You have recently started experimenting with AI, first in the photographic series For You I Will Be an Island, and lately creating animations of what appear to be underwater creatures. Can you tell me about your experience with this technology? Which are your objectives when using AI programs? How does working with these programs differ from your VR and 3D animations?

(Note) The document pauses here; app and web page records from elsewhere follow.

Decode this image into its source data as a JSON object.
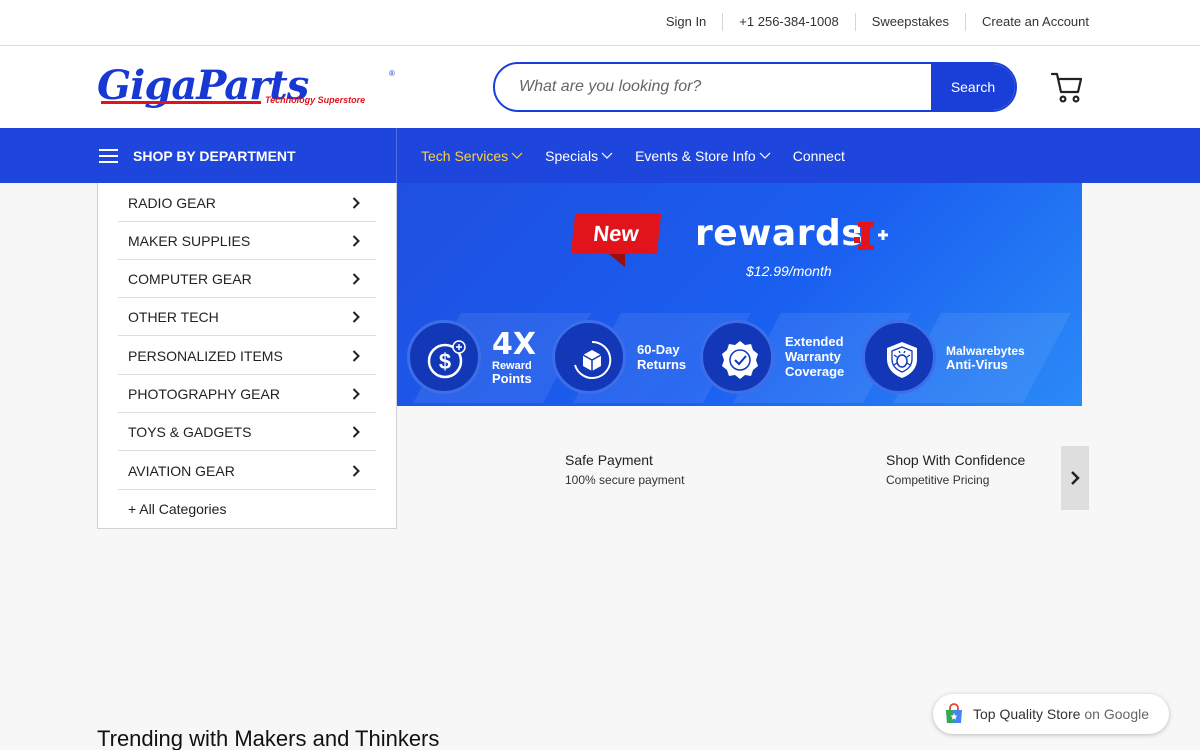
{
  "topbar": {
    "sign_in": "Sign In",
    "phone": "+1 256-384-1008",
    "sweepstakes": "Sweepstakes",
    "create_account": "Create an Account"
  },
  "header": {
    "logo_text": "GigaParts",
    "logo_tagline": "Technology Superstore",
    "search_placeholder": "What are you looking for?",
    "search_button": "Search",
    "cart_icon": "cart-icon"
  },
  "nav": {
    "department_label": "SHOP BY DEPARTMENT",
    "menu": [
      {
        "label": "Tech Services",
        "dropdown": true,
        "active": true
      },
      {
        "label": "Specials",
        "dropdown": true,
        "active": false
      },
      {
        "label": "Events & Store Info",
        "dropdown": true,
        "active": false
      },
      {
        "label": "Connect",
        "dropdown": false,
        "active": false
      }
    ]
  },
  "departments": [
    "RADIO GEAR",
    "MAKER SUPPLIES",
    "COMPUTER GEAR",
    "OTHER TECH",
    "PERSONALIZED ITEMS",
    "PHOTOGRAPHY GEAR",
    "TOYS & GADGETS",
    "AVIATION GEAR"
  ],
  "all_categories": "+ All Categories",
  "banner": {
    "new_tag": "New",
    "title": "rewards",
    "price": "$12.99/month",
    "perks": {
      "reward_big": "4X",
      "reward_line1": "Reward",
      "reward_line2": "Points",
      "returns_line1": "60-Day",
      "returns_line2": "Returns",
      "warranty_line1": "Extended",
      "warranty_line2": "Warranty",
      "warranty_line3": "Coverage",
      "antivirus_line1": "Malwarebytes",
      "antivirus_line2": "Anti-Virus"
    }
  },
  "trust": {
    "payment_title": "Safe Payment",
    "payment_sub": "100% secure payment",
    "confidence_title": "Shop With Confidence",
    "confidence_sub": "Competitive Pricing"
  },
  "trending_heading": "Trending with Makers and Thinkers",
  "google_badge": {
    "main": "Top Quality Store",
    "suffix": "on Google"
  },
  "colors": {
    "brand_blue": "#1f46dc",
    "accent_yellow": "#ffcf3f",
    "brand_red": "#e0141e"
  }
}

I like AI. For me, AI is more than simply a tool; it’s like having an assistant. I understand that people have concerns about AI. I completely respect that. However, as an artist with limited resources and financial assistance, AI helps me save time and money when creating artwork. For example, in For You I Will Be an Island (2023) I printed 23 pieces of 2.5 m x 2.5 m AI generated graphics; I can’t imagine how I would do this without AI. I could paint 23 pieces of 2.5 m × 2.5 m paintings, but how long would it take? Or I could use photographs, but where would I find such locations to photograph? I probably can find them if I have the financial freedom to travel around the world to look for them, but how long would it take? Now AI is able to create animation and 3D objects, although it is not there yet, it is still very exciting. Animation and 3D modeling are often very time consuming and costly. If I have a budget, of course, I prefer to work with creative people, but if I don’t, AI is a good way to go.
Chun Hua Catherine Dong, For You I Will Be An Island (2023)

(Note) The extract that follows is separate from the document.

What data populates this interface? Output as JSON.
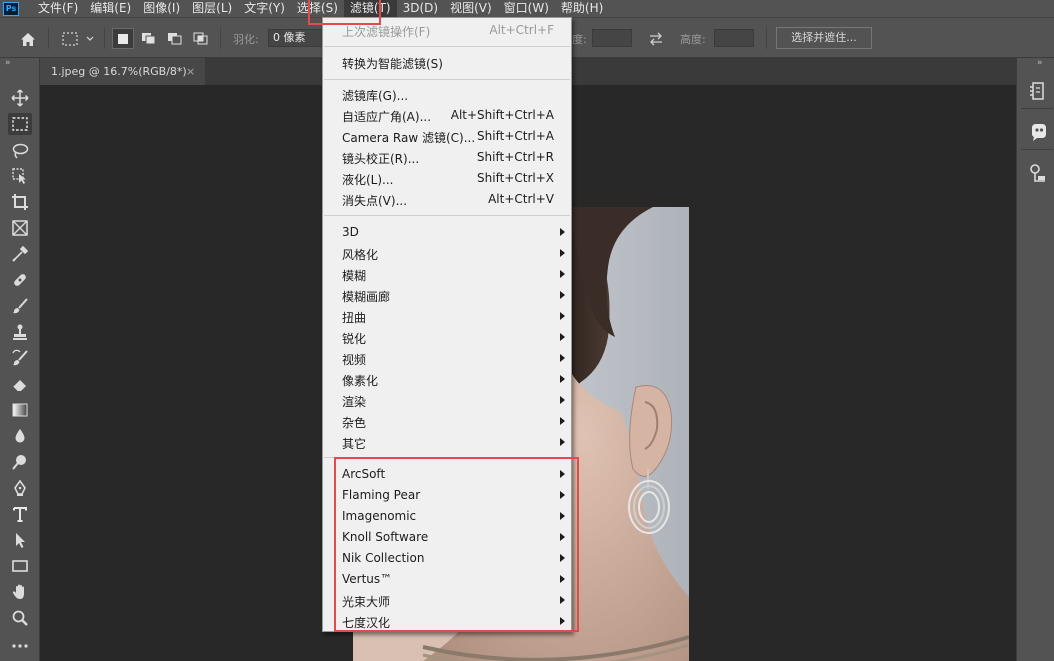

As we are starting the year (in the Gregorian calendar, and soon the Chinese New Year), it begs the question: what are you currently working on, and which projects do you have in store for the coming months?
Thanks! I am very excited that the Chinese New Year is coming soon. This is the year to celebrate the dragon. I am currently working on a public art project with 35 video displays at Place des Arts in Montreal. I am also working on an upcoming solo exhibition at Galerie Charlot in Paris in April. And I will participate in Montreal’s International Digital Art Biennial (BIAN) in May.